Sunday, June 13

The Colombian state | Opinion

Young people protest against the government on Monday, in Bogotá.
Young people protest against the government on Monday, in Bogotá.LUISA GONZALEZ / Reuters

We should start with modesty, by accepting that any attempt at explanation is speculative. No academic, analyst and journalist foresaw this outbreak, the size and force of what has happened in Colombia in recent weeks. Any explanation is an attempt at retrospective rationalization that lacks (I confess) predictive power.

Unemployment began as a mainly youth phenomenon, concentrated in large cities. It attracted above all the vulnerable middle classes, more the impoverished than the structural poor. Youth unemployment (close to 25%), the closure of face-to-face education and the confinement of many pushed young people to the street more strongly than in 2019. Many feel excluded, without opportunities, without hope. Controlling the pandemic placed an excessive burden on them, exacerbated the problems of exclusion and marginalization.

I am a teacher, I saw despair, impatience and indignation grow. Unjustified curfews. The closings of colleges and universities. The excessive power handed over to the police to control the pandemic. Passivity about the needs of young people. Taken together, all of this fueled a kind of pent-up anger. In Bogotá, in September, there was a first outbreak, violently repressed by the police. Several young people were killed. Nothing happened.

There are other reasons of course, many others, among them: the government’s lack of leadership, its inability to create political consensus, to promote a reformist agenda, to channel the desire for change that the Peace accords with the guerrillas had generated. “The future belongs to everyone,” says the government’s slogan. Unfortunately, the government’s agenda focused on the past, on changing agreements, promoting divisions, and fueling senseless polarization.

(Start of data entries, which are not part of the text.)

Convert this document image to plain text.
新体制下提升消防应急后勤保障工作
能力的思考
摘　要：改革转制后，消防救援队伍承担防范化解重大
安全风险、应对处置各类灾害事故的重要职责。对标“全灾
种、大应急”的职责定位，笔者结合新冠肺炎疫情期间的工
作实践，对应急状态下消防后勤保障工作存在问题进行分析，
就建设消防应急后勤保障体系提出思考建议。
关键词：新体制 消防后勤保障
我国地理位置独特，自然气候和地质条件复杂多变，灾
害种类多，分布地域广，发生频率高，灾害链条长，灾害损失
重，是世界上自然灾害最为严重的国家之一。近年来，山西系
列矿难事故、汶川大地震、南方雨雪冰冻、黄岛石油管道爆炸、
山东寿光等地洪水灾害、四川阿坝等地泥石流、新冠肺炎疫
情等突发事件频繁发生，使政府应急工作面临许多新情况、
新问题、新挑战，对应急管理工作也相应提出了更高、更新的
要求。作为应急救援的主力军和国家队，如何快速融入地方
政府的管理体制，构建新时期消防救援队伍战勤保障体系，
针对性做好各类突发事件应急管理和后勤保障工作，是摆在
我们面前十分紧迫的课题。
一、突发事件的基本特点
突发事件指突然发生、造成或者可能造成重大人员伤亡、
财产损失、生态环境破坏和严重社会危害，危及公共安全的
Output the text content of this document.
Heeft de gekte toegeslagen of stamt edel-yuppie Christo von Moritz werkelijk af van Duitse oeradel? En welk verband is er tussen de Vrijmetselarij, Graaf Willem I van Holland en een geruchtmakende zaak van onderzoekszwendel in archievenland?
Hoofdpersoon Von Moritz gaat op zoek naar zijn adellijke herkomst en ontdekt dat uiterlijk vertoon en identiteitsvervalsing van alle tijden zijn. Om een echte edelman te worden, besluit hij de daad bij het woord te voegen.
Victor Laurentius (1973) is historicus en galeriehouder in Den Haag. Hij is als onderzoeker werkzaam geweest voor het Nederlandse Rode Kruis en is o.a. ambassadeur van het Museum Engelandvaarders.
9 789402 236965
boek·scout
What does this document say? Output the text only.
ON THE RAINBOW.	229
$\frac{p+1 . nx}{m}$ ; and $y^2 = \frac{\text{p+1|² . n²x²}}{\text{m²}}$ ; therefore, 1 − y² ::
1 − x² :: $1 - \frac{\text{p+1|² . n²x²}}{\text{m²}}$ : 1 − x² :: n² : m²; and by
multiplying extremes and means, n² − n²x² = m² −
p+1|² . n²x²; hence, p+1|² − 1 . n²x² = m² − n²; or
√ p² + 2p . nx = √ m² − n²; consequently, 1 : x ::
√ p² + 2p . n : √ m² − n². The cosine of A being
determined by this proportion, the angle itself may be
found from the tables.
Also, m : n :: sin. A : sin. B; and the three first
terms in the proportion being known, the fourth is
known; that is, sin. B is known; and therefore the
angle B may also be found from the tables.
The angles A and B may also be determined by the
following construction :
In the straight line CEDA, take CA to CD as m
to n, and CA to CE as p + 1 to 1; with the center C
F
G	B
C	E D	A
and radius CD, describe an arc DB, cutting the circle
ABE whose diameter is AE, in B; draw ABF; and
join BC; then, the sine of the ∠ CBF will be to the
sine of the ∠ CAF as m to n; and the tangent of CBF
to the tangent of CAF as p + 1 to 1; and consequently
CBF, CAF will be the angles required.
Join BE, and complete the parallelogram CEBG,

Beyond the possible primary causes of discontent, the violent response by the authorities and human rights violations fueled the outrage and created a new cause, a new reason for the protest, a new collective purpose. At the same time, as always happens, many groups joined the mobilizations. There is a dynamic of mutual reinforcement, the more people protest, the more people want to join: transporters, coca growers, unions, indigenous people, health workers, etc.

In addition, the protests have a different regional context. In Bogotá, the capital of the country, they have gathered mostly young people who have found in the street a meeting point and a providential place to shout their frustrations and discontent. In Cali, on the contrary, the protests have unleashed more complex, more violent phenomena: armed civilians who shoot at those who block the streets, youth groups that with intimidation and violence control access to popular neighborhoods, and probably organized crime groups that want to take advantage of chaos.

The protests have been a spontaneous, decentralized phenomenon, without hierarchies. Cell phones solve an essential coordination problem. Some have wanted to see in all this an intelligent design, a great international conspiracy. But there is no evidence in this regard. Decentralization creates, however, a problem of representation. There is no one who can abrogate the representation of young people in the streets. Different groups have different demands. The government wants to negotiate, but is not sure with whom.

There is a group of trade unionists and politicians (the so-called “strike committee”) who claim for themselves a legitimate power of representation. But it’s hard to believe him. His agenda seems anti-youth. They attack educational alternation and represent formal workers, a generation that defends privileges that paradoxically go against the demands of young people. Perhaps it is more productive to open the debate completely, have regional tables and listen to the young people, at least understand their anguish and frustrations.

Most of Colombian society does not want more murder, more violence and more hateful words. That feeling, the majority rejection of our violent past, is at this sad moment our only hope. That should be the first point of any dialogue. Life is what we want. No more less than that.